Most importantly: extreme sunburns after minimal sun exposure, freckling, and high risk of skin cancer. Some eye involvement, especially in the parts of the eye exposed to the sun.
Other possible complications include CNS and neurological complications like microcephaly, progessive hearing loss, and cognitive impairment. usually autosomal recessive
In mismatch repair, what protein recognizes single nucleotide mismatches?
MSH6
In mismatch repair, what protein recognizes small insertions and deletions?
MSH3
What causes Lynch syndrome? What is the clinical manifestation?
Lynch syndrome is caused by defects in the MMR genes (genes for mismatch repair). Patients are usually heterozygous for these defects. Lynch syndrome leads to very high levels of risk for GI, urinary, and endometrial and ovarian cancers. Many of these tumors demonstrate microsatellite instability.
What is microsatellite instability? Where might we observe microsatellite instability?

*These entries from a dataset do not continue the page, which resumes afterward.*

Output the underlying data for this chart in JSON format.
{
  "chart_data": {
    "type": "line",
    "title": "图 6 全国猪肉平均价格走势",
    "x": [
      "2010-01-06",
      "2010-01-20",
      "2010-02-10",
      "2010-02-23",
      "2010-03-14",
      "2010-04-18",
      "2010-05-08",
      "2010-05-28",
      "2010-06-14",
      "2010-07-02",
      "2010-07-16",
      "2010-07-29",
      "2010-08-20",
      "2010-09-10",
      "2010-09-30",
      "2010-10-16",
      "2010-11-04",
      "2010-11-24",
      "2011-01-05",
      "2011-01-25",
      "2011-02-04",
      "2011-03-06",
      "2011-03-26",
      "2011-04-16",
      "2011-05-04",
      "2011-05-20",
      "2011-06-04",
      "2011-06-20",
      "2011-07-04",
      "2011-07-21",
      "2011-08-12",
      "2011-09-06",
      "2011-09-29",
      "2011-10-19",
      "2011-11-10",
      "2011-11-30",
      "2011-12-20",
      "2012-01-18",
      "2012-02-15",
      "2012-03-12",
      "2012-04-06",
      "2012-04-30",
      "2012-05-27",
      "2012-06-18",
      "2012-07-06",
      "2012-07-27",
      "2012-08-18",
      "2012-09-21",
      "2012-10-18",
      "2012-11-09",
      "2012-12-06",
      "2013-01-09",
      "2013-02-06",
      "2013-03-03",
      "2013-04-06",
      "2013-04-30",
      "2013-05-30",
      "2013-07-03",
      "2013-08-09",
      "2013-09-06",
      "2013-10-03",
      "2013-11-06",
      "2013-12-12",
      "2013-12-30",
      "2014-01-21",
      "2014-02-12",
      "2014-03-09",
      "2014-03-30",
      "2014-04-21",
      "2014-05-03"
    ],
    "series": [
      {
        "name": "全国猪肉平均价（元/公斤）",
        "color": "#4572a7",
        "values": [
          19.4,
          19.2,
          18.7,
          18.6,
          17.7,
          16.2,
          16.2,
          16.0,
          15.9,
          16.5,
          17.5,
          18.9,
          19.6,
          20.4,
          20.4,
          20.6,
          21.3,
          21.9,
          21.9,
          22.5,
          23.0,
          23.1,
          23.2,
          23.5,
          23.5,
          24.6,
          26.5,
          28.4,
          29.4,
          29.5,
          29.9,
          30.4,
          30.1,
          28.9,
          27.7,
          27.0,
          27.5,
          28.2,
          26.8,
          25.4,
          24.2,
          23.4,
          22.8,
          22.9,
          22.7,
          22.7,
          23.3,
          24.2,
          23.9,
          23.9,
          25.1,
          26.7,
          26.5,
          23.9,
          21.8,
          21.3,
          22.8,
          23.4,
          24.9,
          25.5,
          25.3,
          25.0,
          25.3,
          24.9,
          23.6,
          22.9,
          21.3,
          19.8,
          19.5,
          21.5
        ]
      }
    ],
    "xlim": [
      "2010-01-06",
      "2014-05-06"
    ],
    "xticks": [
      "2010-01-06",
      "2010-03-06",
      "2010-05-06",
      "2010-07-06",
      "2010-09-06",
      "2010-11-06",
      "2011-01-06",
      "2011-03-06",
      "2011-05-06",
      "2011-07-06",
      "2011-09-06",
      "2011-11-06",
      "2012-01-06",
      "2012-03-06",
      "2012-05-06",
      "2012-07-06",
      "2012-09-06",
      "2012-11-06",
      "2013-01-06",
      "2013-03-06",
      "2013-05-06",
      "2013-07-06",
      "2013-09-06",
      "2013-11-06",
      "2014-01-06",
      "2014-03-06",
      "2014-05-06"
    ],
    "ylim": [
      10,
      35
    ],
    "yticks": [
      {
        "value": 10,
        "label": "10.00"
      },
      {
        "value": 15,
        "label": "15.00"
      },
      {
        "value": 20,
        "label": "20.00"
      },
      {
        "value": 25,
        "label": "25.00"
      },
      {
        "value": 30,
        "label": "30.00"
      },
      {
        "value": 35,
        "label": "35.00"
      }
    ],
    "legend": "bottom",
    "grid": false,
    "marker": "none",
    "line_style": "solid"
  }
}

Microsatellite instability means that the microsatellite loci are highly variable in the length of the alleles at microsatellite loci. This is frequently seen in the tumors of patients with Lynch syndrome as a result of mutations in the genes for mismatch repair.

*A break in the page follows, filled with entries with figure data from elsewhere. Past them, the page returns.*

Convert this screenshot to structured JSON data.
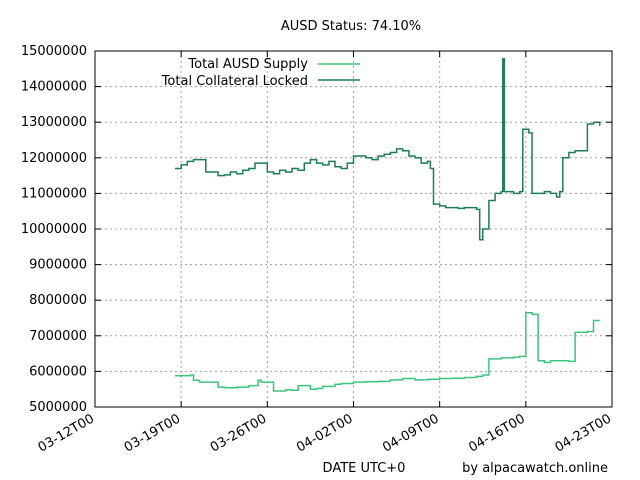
{
  "chart_data": {
    "type": "line",
    "title": "AUSD Status: 74.10%",
    "xlabel": "DATE UTC+0",
    "ylabel": "",
    "credit": "by alpacawatch.online",
    "ylim": [
      5000000,
      15000000
    ],
    "xlim": [
      "2022-03-12",
      "2022-04-23"
    ],
    "y_ticks": [
      "5000000",
      "6000000",
      "7000000",
      "8000000",
      "9000000",
      "10000000",
      "11000000",
      "12000000",
      "13000000",
      "14000000",
      "15000000"
    ],
    "x_ticks": [
      "03-12T00",
      "03-19T00",
      "03-26T00",
      "04-02T00",
      "04-09T00",
      "04-16T00",
      "04-23T00"
    ],
    "grid": true,
    "legend_position": "top-left",
    "series": [
      {
        "name": "Total AUSD Supply",
        "color": "#3cc47c",
        "x": [
          "2022-03-18T12",
          "2022-03-19T18",
          "2022-03-20T00",
          "2022-03-20T12",
          "2022-03-21T06",
          "2022-03-22T00",
          "2022-03-22T12",
          "2022-03-23T12",
          "2022-03-24T12",
          "2022-03-25T06",
          "2022-03-25T12",
          "2022-03-26T12",
          "2022-03-27T12",
          "2022-03-28T00",
          "2022-03-28T12",
          "2022-03-29T12",
          "2022-03-30T00",
          "2022-03-30T12",
          "2022-03-31T12",
          "2022-04-01T00",
          "2022-04-02T00",
          "2022-04-03T00",
          "2022-04-04T00",
          "2022-04-05T00",
          "2022-04-06T00",
          "2022-04-07T00",
          "2022-04-08T00",
          "2022-04-09T00",
          "2022-04-10T00",
          "2022-04-11T00",
          "2022-04-12T00",
          "2022-04-12T12",
          "2022-04-13T00",
          "2022-04-14T00",
          "2022-04-15T00",
          "2022-04-15T12",
          "2022-04-16T00",
          "2022-04-16T12",
          "2022-04-17T00",
          "2022-04-17T12",
          "2022-04-18T00",
          "2022-04-19T00",
          "2022-04-19T12",
          "2022-04-20T00",
          "2022-04-21T00",
          "2022-04-21T12",
          "2022-04-22T00"
        ],
        "y": [
          5880000,
          5900000,
          5750000,
          5700000,
          5700000,
          5560000,
          5540000,
          5560000,
          5600000,
          5750000,
          5700000,
          5450000,
          5480000,
          5470000,
          5600000,
          5500000,
          5520000,
          5580000,
          5640000,
          5660000,
          5700000,
          5710000,
          5720000,
          5760000,
          5800000,
          5760000,
          5780000,
          5800000,
          5810000,
          5830000,
          5860000,
          5900000,
          6350000,
          6380000,
          6400000,
          6420000,
          7650000,
          7600000,
          6300000,
          6250000,
          6300000,
          6300000,
          6280000,
          7100000,
          7120000,
          7430000,
          7430000
        ]
      },
      {
        "name": "Total Collateral Locked",
        "color": "#1e7d55",
        "x": [
          "2022-03-18T12",
          "2022-03-19T00",
          "2022-03-19T12",
          "2022-03-20T00",
          "2022-03-20T12",
          "2022-03-21T00",
          "2022-03-21T12",
          "2022-03-22T00",
          "2022-03-22T12",
          "2022-03-23T00",
          "2022-03-23T12",
          "2022-03-24T00",
          "2022-03-24T12",
          "2022-03-25T00",
          "2022-03-25T12",
          "2022-03-26T00",
          "2022-03-26T12",
          "2022-03-27T00",
          "2022-03-27T12",
          "2022-03-28T00",
          "2022-03-28T12",
          "2022-03-29T00",
          "2022-03-29T12",
          "2022-03-30T00",
          "2022-03-30T12",
          "2022-03-31T00",
          "2022-03-31T12",
          "2022-04-01T00",
          "2022-04-01T12",
          "2022-04-02T00",
          "2022-04-02T12",
          "2022-04-03T00",
          "2022-04-03T12",
          "2022-04-04T00",
          "2022-04-04T12",
          "2022-04-05T00",
          "2022-04-05T12",
          "2022-04-06T00",
          "2022-04-06T12",
          "2022-04-07T00",
          "2022-04-07T12",
          "2022-04-08T00",
          "2022-04-08T06",
          "2022-04-08T12",
          "2022-04-09T00",
          "2022-04-09T12",
          "2022-04-10T00",
          "2022-04-10T12",
          "2022-04-11T00",
          "2022-04-11T12",
          "2022-04-12T00",
          "2022-04-12T06",
          "2022-04-12T12",
          "2022-04-13T00",
          "2022-04-13T12",
          "2022-04-14T00",
          "2022-04-14T03",
          "2022-04-14T06",
          "2022-04-14T12",
          "2022-04-15T00",
          "2022-04-15T12",
          "2022-04-15T18",
          "2022-04-16T00",
          "2022-04-16T06",
          "2022-04-16T12",
          "2022-04-17T00",
          "2022-04-17T12",
          "2022-04-18T00",
          "2022-04-18T12",
          "2022-04-18T18",
          "2022-04-19T00",
          "2022-04-19T12",
          "2022-04-20T00",
          "2022-04-20T12",
          "2022-04-21T00",
          "2022-04-21T12",
          "2022-04-22T00"
        ],
        "y": [
          11700000,
          11800000,
          11900000,
          11950000,
          11950000,
          11600000,
          11600000,
          11500000,
          11520000,
          11600000,
          11550000,
          11650000,
          11700000,
          11850000,
          11850000,
          11600000,
          11550000,
          11650000,
          11600000,
          11700000,
          11650000,
          11850000,
          11950000,
          11850000,
          11800000,
          11900000,
          11750000,
          11700000,
          11850000,
          12050000,
          12050000,
          12000000,
          11950000,
          12050000,
          12100000,
          12150000,
          12250000,
          12200000,
          12050000,
          12000000,
          11850000,
          11900000,
          11700000,
          10700000,
          10650000,
          10600000,
          10600000,
          10580000,
          10600000,
          10600000,
          10550000,
          9700000,
          10000000,
          10800000,
          11000000,
          11050000,
          14780000,
          11050000,
          11050000,
          11000000,
          11050000,
          12800000,
          12800000,
          12700000,
          11000000,
          11000000,
          11050000,
          11000000,
          10900000,
          11050000,
          12000000,
          12150000,
          12200000,
          12200000,
          12950000,
          13000000,
          12900000
        ]
      }
    ]
  }
}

What enzyme is involved in single-strand break repair? What does this enzyme do?
PARP (poly-ADP ribose polymerase). PARP detects single-stranded breaks and then tags them for repair by sythesis of a poly ADP ribose chain. Inhibition of PARP may help treat cancer.
What are the two types of double strand break repair?

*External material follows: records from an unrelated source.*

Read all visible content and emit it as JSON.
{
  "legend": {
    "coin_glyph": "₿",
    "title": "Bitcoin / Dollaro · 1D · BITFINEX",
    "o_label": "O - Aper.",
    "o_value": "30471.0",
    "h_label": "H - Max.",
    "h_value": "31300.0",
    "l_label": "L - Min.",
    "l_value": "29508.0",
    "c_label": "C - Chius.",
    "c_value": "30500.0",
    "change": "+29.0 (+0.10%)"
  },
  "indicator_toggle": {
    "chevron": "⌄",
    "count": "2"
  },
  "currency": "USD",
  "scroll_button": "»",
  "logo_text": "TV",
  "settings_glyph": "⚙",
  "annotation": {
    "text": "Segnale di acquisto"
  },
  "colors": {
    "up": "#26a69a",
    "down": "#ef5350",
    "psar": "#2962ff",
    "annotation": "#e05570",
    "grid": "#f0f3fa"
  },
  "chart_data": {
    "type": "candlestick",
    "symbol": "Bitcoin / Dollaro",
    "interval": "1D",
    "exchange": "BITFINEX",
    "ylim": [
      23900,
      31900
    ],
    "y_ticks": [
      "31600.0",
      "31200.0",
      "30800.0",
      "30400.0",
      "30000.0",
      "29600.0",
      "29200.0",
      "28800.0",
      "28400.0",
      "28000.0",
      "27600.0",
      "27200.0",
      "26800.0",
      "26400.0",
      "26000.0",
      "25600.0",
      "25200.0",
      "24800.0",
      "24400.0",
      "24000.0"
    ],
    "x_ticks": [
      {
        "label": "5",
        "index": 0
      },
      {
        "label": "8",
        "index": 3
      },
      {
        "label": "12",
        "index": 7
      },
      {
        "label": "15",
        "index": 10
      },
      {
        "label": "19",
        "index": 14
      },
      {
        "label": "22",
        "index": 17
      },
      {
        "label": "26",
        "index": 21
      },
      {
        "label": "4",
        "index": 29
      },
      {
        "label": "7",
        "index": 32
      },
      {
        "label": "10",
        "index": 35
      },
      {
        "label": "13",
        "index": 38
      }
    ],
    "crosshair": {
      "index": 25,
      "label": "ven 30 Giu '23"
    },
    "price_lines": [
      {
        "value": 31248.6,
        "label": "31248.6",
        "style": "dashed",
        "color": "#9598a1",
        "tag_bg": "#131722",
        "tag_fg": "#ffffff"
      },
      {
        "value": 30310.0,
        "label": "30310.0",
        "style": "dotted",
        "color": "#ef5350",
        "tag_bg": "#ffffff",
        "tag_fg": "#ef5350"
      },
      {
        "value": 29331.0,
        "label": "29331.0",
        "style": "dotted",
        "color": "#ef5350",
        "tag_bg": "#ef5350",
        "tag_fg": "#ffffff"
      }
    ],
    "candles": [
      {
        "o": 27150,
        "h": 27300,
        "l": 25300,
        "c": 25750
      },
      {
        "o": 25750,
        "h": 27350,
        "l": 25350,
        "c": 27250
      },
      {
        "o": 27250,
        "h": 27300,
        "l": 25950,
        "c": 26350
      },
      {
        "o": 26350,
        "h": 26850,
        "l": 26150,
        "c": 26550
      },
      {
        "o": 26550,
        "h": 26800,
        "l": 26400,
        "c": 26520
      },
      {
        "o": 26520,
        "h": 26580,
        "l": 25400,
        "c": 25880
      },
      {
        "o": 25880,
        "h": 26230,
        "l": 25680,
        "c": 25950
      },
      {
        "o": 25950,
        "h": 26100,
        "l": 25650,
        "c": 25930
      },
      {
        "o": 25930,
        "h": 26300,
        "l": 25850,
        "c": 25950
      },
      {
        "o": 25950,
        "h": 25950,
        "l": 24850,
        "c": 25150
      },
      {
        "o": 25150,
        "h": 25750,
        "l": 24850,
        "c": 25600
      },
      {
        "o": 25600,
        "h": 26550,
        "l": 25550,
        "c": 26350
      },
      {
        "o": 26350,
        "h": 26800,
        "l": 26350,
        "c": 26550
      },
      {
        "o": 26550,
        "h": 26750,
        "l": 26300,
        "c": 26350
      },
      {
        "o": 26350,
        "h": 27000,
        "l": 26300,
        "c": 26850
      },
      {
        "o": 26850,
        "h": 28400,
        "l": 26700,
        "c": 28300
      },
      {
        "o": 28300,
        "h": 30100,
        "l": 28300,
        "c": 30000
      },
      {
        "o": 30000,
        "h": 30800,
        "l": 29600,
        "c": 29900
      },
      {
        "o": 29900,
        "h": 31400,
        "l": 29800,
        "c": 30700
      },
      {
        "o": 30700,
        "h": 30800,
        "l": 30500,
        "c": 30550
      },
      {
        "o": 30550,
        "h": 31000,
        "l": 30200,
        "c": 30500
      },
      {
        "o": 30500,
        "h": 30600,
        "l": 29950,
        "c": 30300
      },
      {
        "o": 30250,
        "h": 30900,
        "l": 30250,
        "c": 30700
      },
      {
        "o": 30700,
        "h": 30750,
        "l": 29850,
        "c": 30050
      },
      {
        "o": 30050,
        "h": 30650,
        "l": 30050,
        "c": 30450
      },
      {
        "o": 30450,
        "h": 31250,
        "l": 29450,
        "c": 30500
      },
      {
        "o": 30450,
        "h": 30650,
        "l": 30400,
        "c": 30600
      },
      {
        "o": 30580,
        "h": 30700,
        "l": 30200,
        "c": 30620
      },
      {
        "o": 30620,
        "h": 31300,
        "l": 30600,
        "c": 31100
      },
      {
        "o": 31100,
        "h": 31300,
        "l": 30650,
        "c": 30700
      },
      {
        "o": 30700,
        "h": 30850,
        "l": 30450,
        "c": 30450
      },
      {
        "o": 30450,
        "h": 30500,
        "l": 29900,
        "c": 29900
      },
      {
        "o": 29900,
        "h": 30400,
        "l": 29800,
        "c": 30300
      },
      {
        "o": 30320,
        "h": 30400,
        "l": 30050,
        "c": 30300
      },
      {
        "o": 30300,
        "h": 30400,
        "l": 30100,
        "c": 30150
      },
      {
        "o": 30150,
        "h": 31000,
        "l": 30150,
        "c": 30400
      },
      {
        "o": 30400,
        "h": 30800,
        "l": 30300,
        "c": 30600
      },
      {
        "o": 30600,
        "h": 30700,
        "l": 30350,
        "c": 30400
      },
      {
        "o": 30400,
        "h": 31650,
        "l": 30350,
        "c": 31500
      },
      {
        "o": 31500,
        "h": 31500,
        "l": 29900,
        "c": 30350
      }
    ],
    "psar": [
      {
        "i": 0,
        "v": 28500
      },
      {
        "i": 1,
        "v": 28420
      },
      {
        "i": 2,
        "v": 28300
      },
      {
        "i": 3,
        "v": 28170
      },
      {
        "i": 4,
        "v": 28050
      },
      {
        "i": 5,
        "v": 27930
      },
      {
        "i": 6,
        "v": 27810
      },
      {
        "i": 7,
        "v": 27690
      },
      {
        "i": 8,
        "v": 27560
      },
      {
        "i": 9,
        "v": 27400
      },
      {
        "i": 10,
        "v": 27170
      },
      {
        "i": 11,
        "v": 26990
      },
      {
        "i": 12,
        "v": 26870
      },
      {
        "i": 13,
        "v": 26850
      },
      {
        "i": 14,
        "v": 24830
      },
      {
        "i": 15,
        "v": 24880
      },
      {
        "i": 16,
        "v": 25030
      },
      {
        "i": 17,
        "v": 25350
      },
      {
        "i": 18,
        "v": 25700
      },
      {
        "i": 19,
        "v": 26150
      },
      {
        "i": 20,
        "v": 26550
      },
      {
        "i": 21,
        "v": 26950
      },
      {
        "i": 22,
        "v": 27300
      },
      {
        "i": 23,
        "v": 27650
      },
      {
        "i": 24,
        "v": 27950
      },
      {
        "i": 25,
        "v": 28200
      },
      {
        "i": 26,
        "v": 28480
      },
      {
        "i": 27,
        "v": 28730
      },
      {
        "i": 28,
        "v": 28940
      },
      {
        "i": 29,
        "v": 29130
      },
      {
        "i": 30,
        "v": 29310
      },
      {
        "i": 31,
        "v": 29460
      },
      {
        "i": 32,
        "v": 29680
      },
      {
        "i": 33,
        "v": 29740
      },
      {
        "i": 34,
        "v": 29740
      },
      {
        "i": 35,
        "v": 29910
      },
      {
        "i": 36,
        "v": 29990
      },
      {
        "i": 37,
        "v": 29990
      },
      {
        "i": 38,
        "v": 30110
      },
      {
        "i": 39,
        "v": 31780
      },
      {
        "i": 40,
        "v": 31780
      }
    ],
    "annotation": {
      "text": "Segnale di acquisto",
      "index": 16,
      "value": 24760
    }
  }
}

non-homologous end-joining and homologous recombination repair
How does non-homologous end joining work?
It is a way of dealing with a double stranded break. Most of the time, the ends are uneven. First, the protruding end is cleaved (which results in loss of DNA material). Then, rhwew is limited base pairing between the two double stranded DNA strands are filled in, joined by ligation.
What is double strand break repair by homologous recombination?
In homologous recombination repair, a segment of the undamaged chromosome is transferred to over to replace the damaged segment– homologous recombination. One potential consequence is loss of heterozygosity.
What are the four main examples of diseases caused by defects in homologous recombination repair?
Bloom syndrome, Werner syndrome, fanconi anemia, and familial breast and ovarian cancer syndrome
What are clinical manifestations of Bloom’s syndrome, and what is the general cause of bloom’s syndrome?
homologous recombination repair
growth restriction, hypersensitivity to light, infections due to immunodeficiency, chromic pulmonary disease and diabetes mellitus. possible learning disability, male infertility, and early menopause. high risk for cancer. autosomal recessive.